Gestärkt durch ein gut zubereitetes Essen traten die neuen Könige an, O-Ton des Vorsitzenden: „man muss es sagen, die Mädels sind besser“. Angefangen hat es schon mit der Jüngsten. Sandra Krüger hatte auf Anhieb 37 Ring geschossen. Bei der Jugendscheibe war Isabel Müller vorn und die Juniorenkette erhielt Franziska Brunkhorst umgelegt. Auch die Glücksscheibe landete in Damen-Hand. Irmgard Wegener war die Glückliche. Mit der Damenkönigin Christa Krüger - 26,8 Teiler - konnte auch schließlich Schützenkönig Rico Hartwig - 70, 7 Teiler – nicht ganz mithalten. Genau den Sieg angepeilt („wie viel muss ich schießen?“) hatte Volkskönig Christian Lindemann mit einem Teile von 97,7. Beim anschließenden Königstanz, zu dem die „Sunny Boys“ aufspielten, hielt Floh Sandra, sieben Jahre alt und wie Papa und Mama Mitglied im Verein, munter mit.

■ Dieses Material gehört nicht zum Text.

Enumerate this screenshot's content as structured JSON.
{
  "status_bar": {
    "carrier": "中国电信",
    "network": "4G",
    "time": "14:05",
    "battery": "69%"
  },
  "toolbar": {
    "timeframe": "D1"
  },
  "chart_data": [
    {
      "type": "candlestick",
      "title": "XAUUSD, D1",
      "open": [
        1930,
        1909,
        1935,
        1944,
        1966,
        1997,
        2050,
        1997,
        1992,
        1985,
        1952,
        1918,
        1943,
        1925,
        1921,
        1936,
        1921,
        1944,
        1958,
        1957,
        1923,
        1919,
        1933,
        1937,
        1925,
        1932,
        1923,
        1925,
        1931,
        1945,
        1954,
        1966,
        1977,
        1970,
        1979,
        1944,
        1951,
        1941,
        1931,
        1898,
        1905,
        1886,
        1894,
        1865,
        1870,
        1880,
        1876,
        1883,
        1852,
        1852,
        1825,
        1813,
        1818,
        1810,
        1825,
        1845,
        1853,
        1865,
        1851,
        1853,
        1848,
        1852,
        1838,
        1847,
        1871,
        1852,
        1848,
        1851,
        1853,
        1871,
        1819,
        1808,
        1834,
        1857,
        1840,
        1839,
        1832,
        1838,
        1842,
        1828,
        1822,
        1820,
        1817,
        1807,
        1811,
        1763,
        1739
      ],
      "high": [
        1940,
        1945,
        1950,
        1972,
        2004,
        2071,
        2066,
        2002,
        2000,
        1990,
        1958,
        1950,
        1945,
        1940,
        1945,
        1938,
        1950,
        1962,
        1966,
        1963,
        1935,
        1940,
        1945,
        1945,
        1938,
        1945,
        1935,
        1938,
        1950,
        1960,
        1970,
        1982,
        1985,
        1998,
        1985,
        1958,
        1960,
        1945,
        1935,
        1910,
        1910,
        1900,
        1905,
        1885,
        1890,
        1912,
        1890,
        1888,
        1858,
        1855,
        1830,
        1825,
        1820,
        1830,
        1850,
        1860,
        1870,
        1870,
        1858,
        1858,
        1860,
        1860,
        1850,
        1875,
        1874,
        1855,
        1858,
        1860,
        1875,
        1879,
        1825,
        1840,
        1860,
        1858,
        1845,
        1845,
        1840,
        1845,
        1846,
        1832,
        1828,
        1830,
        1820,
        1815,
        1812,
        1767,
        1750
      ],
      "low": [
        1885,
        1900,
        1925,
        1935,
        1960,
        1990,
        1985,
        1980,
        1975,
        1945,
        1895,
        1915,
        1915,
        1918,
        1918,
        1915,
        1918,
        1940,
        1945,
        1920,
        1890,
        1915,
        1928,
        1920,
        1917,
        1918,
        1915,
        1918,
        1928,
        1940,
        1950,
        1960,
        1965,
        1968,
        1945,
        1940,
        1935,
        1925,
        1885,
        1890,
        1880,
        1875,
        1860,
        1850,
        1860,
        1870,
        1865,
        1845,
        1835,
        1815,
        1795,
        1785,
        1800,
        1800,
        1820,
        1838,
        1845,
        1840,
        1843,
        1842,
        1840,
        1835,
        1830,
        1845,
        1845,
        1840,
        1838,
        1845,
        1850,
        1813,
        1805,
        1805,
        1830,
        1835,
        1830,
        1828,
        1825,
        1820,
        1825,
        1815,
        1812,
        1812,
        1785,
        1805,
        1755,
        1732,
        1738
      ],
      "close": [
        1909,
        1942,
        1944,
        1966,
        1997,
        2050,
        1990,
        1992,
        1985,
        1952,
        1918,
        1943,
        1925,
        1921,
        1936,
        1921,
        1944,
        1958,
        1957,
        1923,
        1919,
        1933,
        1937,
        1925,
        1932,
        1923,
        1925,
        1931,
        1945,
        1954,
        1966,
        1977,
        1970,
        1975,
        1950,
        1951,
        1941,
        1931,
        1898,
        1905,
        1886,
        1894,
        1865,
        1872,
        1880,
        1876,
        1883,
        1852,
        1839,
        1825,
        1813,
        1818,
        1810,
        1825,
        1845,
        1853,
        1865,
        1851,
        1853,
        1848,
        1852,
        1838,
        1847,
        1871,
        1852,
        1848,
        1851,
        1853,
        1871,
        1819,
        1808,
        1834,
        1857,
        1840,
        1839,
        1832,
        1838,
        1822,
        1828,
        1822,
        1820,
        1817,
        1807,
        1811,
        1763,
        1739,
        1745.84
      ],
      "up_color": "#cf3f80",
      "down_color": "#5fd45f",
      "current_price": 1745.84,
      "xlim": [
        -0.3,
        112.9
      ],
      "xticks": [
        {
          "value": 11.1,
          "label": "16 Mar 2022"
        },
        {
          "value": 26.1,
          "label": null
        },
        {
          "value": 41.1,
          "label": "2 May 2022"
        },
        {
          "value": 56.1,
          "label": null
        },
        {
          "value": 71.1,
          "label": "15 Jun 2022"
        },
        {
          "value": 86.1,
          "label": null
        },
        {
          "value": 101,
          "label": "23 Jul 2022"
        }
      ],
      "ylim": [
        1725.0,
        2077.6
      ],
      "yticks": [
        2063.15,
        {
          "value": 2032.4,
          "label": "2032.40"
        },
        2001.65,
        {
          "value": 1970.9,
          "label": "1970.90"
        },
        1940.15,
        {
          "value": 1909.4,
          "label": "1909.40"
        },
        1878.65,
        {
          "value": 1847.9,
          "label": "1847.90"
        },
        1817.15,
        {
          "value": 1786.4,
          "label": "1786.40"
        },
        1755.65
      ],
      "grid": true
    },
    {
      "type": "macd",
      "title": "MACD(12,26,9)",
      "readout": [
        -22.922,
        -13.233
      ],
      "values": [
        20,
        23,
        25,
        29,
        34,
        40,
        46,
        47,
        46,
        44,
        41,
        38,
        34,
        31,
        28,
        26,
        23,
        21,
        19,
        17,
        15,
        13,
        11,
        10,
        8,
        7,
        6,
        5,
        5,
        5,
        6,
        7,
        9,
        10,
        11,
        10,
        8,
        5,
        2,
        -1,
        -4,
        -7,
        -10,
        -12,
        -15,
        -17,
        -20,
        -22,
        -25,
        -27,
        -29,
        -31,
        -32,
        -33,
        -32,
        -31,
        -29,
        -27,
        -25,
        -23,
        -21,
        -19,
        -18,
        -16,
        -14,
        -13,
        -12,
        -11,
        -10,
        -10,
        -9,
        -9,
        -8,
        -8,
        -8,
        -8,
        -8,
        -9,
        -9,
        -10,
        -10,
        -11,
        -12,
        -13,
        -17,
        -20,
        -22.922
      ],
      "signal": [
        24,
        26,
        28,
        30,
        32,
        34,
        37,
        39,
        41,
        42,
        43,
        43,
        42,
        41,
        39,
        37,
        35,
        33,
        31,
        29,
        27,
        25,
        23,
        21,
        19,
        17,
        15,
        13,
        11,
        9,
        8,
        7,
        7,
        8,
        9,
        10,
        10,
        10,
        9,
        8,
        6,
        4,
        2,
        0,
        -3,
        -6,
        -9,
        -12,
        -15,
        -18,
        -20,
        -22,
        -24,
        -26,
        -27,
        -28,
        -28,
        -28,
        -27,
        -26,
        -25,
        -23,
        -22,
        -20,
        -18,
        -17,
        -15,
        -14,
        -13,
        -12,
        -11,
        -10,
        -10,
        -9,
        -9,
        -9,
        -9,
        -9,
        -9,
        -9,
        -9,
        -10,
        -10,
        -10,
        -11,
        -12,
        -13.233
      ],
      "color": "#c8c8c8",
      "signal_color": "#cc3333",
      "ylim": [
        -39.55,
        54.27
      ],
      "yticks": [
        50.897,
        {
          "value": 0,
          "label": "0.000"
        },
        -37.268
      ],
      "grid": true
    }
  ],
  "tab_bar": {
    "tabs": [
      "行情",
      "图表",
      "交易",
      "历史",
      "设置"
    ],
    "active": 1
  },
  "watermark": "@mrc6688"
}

Am Sonnabend Mittag mussten alle wieder frisch sein beim Abmarsch für den Scheibenumzug. Begleitet von der Wettmarer Feuerwehrkapelle und dem Musikzug vom „Schützen-Corps-Lehrte“, hatte der bunte Zug diesmal keine langen Wege vor sich. Viel Zeit also zum Verweilen beim Scheibenannageln, ein bisschen zuviel, wie manche meinten. Beim frischgekürten Schützenkönig hatte es am Bierhahn anfangs nicht ganz so geklappt, was die Feierwilligen geduldig ausharren ließ. Bei Bäßmanns, der nächsten Station, stand der Gerstensaft dann schon bereit. „Kein Platz mehr für die Scheibe“, tönte es von den weißgekleideten Annaglern. Der ließ sich dann aber doch noch finden. 16 Königsscheiben zieren mittlerweile das Haus an der Heinrich Werth-Straße. Eine Damen-Runde am Tisch wartete dann schon an der Bruchstraße auf die neue Schützenkönigin, die auch zu Kaffee und Kuchen einlud.
Beim großen Schützenumzug am Sonntagnachmittag gesellten sich der Fanfarenzug Thönse und einige Wettmarer Vereine zu den Schützen und ihren Gästen. Viel Volk war dabei, als an der Herrenhäuser Straße die letzte Scheibe, die des Volkskönigs Christian Lindemann, anzubringen war. Zum Königstanz führte der engagierte Feuerwehrmann Nadine Voges aus Engensen. Ausgesprochen üppig war die Bewirtung im Hause Lindemann. Auch die anderen Könige hatten es an nichts fehlen lassen.
Mit einer Kaffeetafel im Festzelt und der Musik der Festkapellen klang das Schützenfest aus. Es hätte so schön sein können, wenn es am Rande – trotz der vier ständig anwesenden Schutzkräfte – nicht doch wieder zu unliebsamen Zwischenfällen gekommen wäre. Die Polizei meldete drei Körperverletzungen, teilweise nach Prügeleien außerhalb des Festplatzes. Zwei stark alkoholisierte 15-jährige Mädchen wurden ihren Eltern übergeben.